I am trying to quantize the stacked hourglasses model used for 2d pose estimation using static post training quantization in eager mode. However, after quantization the accuracy decreases by almost 20 percent. I am trying to debug following this tutorial pytorch numeric suite, and it seems to me that there is some problem with the batch normalization layers but I am not sure about it.

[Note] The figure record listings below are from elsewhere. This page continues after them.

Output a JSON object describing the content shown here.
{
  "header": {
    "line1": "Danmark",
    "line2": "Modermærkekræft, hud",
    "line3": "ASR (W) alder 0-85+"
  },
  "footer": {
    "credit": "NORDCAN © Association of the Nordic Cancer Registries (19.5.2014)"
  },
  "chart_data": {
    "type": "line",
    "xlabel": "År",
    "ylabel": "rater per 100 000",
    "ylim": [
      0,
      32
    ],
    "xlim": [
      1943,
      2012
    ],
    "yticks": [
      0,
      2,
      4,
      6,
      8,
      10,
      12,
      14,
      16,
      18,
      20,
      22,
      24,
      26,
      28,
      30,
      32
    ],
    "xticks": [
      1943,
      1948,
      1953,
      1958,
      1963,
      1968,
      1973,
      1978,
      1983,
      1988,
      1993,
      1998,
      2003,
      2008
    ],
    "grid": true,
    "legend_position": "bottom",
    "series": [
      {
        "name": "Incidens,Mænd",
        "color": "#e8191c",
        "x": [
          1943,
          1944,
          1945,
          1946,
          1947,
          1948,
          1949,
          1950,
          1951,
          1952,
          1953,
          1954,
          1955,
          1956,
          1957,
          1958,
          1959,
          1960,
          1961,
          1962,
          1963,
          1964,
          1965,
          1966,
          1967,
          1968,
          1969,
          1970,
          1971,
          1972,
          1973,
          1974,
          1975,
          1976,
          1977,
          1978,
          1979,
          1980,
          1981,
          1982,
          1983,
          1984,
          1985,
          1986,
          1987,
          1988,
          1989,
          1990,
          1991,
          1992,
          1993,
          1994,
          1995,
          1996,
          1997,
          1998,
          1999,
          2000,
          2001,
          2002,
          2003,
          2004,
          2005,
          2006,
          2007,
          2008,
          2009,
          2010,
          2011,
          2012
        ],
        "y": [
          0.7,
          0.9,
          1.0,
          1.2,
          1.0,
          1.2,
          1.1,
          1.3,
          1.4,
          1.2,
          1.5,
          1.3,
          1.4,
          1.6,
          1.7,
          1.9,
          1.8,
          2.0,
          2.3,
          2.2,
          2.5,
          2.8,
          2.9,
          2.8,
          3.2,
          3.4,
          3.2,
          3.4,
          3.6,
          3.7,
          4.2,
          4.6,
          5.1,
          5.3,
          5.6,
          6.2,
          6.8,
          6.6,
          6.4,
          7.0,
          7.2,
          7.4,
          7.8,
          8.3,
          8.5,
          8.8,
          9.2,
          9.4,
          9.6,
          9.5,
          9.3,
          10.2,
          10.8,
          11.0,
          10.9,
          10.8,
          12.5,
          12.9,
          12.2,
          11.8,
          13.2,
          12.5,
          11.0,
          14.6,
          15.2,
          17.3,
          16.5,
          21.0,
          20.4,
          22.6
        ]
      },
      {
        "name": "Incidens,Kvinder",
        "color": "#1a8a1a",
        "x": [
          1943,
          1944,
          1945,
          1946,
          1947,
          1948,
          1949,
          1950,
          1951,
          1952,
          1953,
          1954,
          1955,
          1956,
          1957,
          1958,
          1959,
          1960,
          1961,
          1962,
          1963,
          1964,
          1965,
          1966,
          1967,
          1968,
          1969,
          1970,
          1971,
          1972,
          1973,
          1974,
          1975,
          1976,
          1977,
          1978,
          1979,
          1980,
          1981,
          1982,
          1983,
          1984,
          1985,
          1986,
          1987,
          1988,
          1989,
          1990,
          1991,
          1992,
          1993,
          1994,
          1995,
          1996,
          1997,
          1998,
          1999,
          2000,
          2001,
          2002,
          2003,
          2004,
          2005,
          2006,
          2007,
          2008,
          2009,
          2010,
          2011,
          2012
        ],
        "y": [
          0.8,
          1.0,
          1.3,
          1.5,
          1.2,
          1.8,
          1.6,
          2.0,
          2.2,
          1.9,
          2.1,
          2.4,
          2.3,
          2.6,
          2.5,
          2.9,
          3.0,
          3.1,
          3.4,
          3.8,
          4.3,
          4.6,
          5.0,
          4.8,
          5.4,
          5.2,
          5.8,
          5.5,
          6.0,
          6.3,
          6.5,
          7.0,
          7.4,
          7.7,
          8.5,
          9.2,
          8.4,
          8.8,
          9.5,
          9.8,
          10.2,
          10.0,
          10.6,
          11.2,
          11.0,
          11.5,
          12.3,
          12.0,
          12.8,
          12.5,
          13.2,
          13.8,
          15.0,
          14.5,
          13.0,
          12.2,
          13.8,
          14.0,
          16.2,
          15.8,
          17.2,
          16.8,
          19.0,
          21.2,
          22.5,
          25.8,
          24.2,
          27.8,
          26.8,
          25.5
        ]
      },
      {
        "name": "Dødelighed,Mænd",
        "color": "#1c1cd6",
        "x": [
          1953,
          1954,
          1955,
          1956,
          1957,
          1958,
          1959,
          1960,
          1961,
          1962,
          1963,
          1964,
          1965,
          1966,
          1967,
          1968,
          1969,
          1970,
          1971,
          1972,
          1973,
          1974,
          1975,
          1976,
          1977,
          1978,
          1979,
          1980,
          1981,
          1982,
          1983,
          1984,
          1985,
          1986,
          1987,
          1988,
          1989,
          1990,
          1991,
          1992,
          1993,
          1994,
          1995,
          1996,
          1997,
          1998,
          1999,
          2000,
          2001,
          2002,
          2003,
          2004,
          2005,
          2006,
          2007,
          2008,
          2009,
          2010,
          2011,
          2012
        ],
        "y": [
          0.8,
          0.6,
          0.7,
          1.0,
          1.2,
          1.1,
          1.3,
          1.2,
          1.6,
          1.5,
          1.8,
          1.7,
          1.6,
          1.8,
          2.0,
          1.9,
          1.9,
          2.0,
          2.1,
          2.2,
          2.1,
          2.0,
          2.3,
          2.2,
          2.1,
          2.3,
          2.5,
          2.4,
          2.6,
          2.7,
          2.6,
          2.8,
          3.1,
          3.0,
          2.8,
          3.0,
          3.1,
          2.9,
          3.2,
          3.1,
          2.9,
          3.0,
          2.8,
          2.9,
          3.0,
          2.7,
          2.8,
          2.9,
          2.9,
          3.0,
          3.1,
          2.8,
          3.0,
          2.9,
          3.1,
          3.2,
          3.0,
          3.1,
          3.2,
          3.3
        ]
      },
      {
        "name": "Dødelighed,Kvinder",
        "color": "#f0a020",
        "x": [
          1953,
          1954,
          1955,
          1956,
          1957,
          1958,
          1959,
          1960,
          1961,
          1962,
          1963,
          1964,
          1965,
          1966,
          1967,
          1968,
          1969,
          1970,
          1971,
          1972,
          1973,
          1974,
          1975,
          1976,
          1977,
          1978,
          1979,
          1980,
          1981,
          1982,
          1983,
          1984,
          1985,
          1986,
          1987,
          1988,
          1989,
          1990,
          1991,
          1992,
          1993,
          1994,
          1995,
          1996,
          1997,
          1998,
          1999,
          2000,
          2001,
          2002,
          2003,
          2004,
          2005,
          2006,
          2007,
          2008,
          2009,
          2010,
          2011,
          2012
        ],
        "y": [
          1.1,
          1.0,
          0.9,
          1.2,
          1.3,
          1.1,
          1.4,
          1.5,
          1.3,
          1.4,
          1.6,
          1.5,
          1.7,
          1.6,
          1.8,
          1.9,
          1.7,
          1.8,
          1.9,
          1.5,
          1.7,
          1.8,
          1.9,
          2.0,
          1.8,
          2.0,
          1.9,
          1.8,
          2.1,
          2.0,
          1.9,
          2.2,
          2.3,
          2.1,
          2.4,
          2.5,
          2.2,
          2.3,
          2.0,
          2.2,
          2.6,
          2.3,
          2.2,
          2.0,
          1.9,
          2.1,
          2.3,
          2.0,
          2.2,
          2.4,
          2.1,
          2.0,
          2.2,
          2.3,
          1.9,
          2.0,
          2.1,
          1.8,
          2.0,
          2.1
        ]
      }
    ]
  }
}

This is the code I use for quantization (I know I am not fusing the layers)

```
def static(model, dataloader):
model.eval()
model.qconfig = torch.ao.quantization.get_default_qconfig('fbgemm')
torch.ao.quantization.prepare(model, inplace=True)
for inputs, labels, masks in dataloader:
inputs = inputs.to(device, dtype=torch.float32)
model(inputs)
torch.ao.quantization.convert(model, inplace=True)
return model
```

and this is part of the model after quantization

```
(0): SeBottleneck(
(bn1): QuantizedBatchNorm2d(64, eps=1e-05, momentum=0.1, affine=True, track_running_stats=True)
(conv1): QuantizedConv2d(64, 64, kernel_size=(1, 1), stride=(1, 1), scale=0.5101176500320435, zero_point=77)
(bn2): QuantizedBatchNorm2d(64, eps=1e-05, momentum=0.1, affine=True, track_running_stats=True)
(conv2): QuantizedConv2d(64, 64, kernel_size=(3, 3), stride=(1, 1), scale=1.8481943607330322, zero_point=83, padding=(1, 1))
(bn3): QuantizedBatchNorm2d(64, eps=1e-05, momentum=0.1, affine=True, track_running_stats=True)
(conv3): QuantizedConv2d(64, 128, kernel_size=(1, 1), stride=(1, 1), scale=0.13069623708724976, zero_point=92)
(se): SeBlock(
(avg_pool): AdaptiveAvgPool2d(output_size=1)
(fc): Sequential(
(0): QuantizedLinear(in_features=128, out_features=8, scale=0.05465518683195114, zero_point=33, qscheme=torch.per_channel_affine)
(1): ReLU(inplace=True)
(2): QuantizedLinear(in_features=8, out_features=128, scale=0.057319797575473785, zero_point=127, qscheme=torch.per_channel_affine)
(3): Sigmoid()
)
(mul): QFunctional(
scale=0.021492326632142067, zero_point=83
(activation_post_process): Identity()
)
)
(downsample): Sequential(
(0): QuantizedConv2d(64, 128, kernel_size=(1, 1), stride=(1, 1), scale=0.025261757895350456, zero_point=71)
)
(add): QFunctional(
scale=0.030607327818870544, zero_point=62
(activation_post_process): Identity()
)
)
```

when I compare the output of the quantized modules with the output of the original modules using the function compare_model_stub() and evaluating the error using the compute_error() function in the pytorch numeric suite tutorial, I observe that there is a big difference between batch normalization layers and all the other layers of the network.

This are the numbers for some of the batch normalization layers

```
hg.0.hg.2.1.3.bn2.stats tensor(1.2797)
hg.0.hg.2.1.3.bn3.stats tensor(0.1870)
hg.0.hg.2.2.0.bn1.stats tensor(3.4588)
hg.0.hg.2.2.0.bn2.stats tensor(1.0052)
hg.0.hg.2.2.0.bn3.stats tensor(0.8627)
hg.0.hg.2.2.1.bn1.stats tensor(3.1735)
hg.0.hg.2.2.1.bn2.stats tensor(0.8259)
hg.0.hg.2.2.1.bn3.stats tensor(1.1860)
hg.0.hg.2.2.2.bn1.stats tensor(3.0059)
hg.0.hg.2.2.2.bn2.stats tensor(0.7214)
```

and these are the numbers for some of the convolutional layers

```
`hg.1.hg.3.1.1.conv2.stats tensor(33.3547)
hg.1.hg.3.1.1.conv3.stats tensor(28.7391)
hg.1.hg.3.1.2.conv1.stats tensor(31.8503)
hg.1.hg.3.1.2.conv2.stats tensor(32.0367)
hg.1.hg.3.1.2.conv3.stats tensor(30.5304)
hg.1.hg.3.1.3.conv1.stats tensor(32.4438)
hg.1.hg.3.1.3.conv2.stats tensor(34.6818)
hg.1.hg.3.1.3.conv3.stats tensor(30.7412)
hg.1.hg.3.2.0.conv1.stats tensor(32.4388)`
```

is there any problem with batch normalization or it is normal that the numbers are so low? what could be the problem?